Vertebral Augmentation Using VCFix Spinal System in Stand-alone Configuration

This study will review the safety and possibility of the VCFix Spinal System. This is a proof-of-concept study and an initial review of the surgical procedure and how well the VCFix device works, to who that the VCFix is safe and works well in early testings, so that a larger safety study can be done later to help get CE approval. The VCFix Spinal System will be used in its independent setup, within its planned use for treatment of vertebral compression fracture. It's designed to be a small early study to test safety and see if the treatment idea is possible, with one group and no blinding. Two hospitals in EU will enroll in total 10 participants with a single vertebral fracture that will undergo the same surgery. The main test goals are: how successful the access creation of the vertebral body is using the VCFix Preparation kit according to the provided instructions, how successful the positioning of the VCFix implant is by using the VCFix Implantation kit according to the provided instructions, and how successful the fracture reduction by expanding the VCFix implant according to the provided instructions. The main safety goal is: number of device-/procedure-related major side effects through 30 days after the initial procedure. Participant enrollment will last around 12 months. Each participant will be followed for 2 years after the implantations. All side effects related to the spine will be documented throughout the study.
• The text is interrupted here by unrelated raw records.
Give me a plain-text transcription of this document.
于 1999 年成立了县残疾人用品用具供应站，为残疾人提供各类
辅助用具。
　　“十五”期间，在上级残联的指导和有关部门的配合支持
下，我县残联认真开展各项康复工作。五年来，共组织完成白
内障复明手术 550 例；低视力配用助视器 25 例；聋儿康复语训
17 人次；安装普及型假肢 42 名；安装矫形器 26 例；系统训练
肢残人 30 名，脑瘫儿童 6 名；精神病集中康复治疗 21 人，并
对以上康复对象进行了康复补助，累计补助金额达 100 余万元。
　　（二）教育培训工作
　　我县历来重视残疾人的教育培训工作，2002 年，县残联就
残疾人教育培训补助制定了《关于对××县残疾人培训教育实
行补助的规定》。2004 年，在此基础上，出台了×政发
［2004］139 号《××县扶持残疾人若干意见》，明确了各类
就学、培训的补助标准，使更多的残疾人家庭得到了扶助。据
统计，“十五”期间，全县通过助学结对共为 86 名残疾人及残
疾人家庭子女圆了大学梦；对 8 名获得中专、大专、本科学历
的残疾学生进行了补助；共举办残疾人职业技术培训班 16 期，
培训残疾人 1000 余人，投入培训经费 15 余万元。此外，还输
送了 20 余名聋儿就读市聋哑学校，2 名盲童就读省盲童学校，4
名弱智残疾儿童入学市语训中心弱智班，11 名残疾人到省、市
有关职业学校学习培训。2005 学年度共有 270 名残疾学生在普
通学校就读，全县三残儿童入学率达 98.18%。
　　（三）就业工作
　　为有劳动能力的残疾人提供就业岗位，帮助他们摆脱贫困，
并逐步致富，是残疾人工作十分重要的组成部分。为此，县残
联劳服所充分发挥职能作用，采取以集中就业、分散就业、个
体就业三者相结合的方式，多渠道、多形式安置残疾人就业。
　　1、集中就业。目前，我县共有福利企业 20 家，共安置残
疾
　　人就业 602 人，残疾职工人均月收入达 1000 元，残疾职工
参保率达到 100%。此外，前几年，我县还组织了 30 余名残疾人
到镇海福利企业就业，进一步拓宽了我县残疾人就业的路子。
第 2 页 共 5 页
STAND - Study of the AGN1 LOEP SV Kit Compared to PMMA in Patients With Vertebral Compression Fractures

This is a multicenter, single-blinded, randomized controlled clinical trial evaluating the safety and efficacy of the AGN1 LOEP SV Kit for the treatment of painful vertebral compression fragility fractures (VCFs). The objective of this study is to demonstrate non-inferiority of the AGN1 LOEP SV Kit for the treatment of VCFs to standard of care vertebroplasty treatment using bipedicular injection of PMMA bone cement.

RISE - Study of the AGN1 LOEP SV Kit in Patients With Vertebral Compression Fractures

This study is a prospective, single-arm, multi-center, European clinical study designed to evaluate the clinical performance and safety of the AGN1 LOEP SV Kit for the treatment of painful VCFs.